Book Bloggers have been posting their mid-year reports: Best Reads to Date, progress with club challenges, personal targets, Goodreads 2019 goals, and the like. Way to go, bookworms! Currently I’m not in the mood for competitive statistics, so no report from me.
However, I have managed to progress through some of my languishing TBR pile. This month I tackled The Siege of Krishnapur. The small print had kept me at bay for some years, but last week, in a now or never mood, I read a few pages, and realised what a great read lay ahead of me. It won the 1973 Booker Prize. Reading the novel made me realise how Booker tastes and judges have changed over the following forty years. Farrells’s book offers a straightforward story, based on historical diaries, letters and records of the Indian Mutiny, but from a satirical and wry perspective of the British in Colonial mode. I read the book slowly, with much enjoyment and realised how grateful I am to live in an age not so hidebound by social convention, as portrayed in the novel.
Most unusually for me, I re-read a short French novel. Usually I am blundering around in the vast lands of the Back Lists and trying to get into the new territory of current hits, so I can’t indulge in re-reads, but The Reader on the 6.27 was irresistible.
FICTION
The Reader on the 6.27 – Jean-Paul Didierlaurent . A re-read; just as quirky and charming the second time around. If you enjoy French novels – read this.
The Siege of Krishnapur – J G Farrell. The British Raj in all their ignorance and arrogance. Authentic sense of time, place and people. Recommended.
NON-FICTION
Self-Helpless – Rebecca Davis . An exploration of Cape Town’s Self Help & Wellness world. A real eye opener. Recommended.

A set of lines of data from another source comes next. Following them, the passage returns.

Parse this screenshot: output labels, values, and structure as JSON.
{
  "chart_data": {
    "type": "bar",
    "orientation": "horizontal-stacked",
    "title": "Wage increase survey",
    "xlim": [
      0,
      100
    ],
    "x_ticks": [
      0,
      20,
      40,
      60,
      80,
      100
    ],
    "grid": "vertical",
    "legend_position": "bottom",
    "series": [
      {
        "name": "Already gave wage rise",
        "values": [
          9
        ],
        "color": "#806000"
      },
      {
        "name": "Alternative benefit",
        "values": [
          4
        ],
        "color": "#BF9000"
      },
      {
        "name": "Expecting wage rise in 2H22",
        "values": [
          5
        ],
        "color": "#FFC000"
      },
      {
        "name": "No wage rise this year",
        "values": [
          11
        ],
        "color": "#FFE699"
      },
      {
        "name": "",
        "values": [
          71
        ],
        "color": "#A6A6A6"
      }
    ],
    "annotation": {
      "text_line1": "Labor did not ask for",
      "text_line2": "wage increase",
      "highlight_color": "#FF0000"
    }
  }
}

The Forger’s Tale – Shaun Greenhalgh. Reviewed on this blog.https://wordpress.com/post/thebooksmithblog.wordpress.com/754
Frankly, my Dear – Shelley Klein. Wit, vitriol and barbed comments from Hollywood. Stars, screen writers, gossip columnists, the famous and the infamous – they’re all here; a wonderful book to dip into for a quick five or ten minute read. Each read ending in a laugh.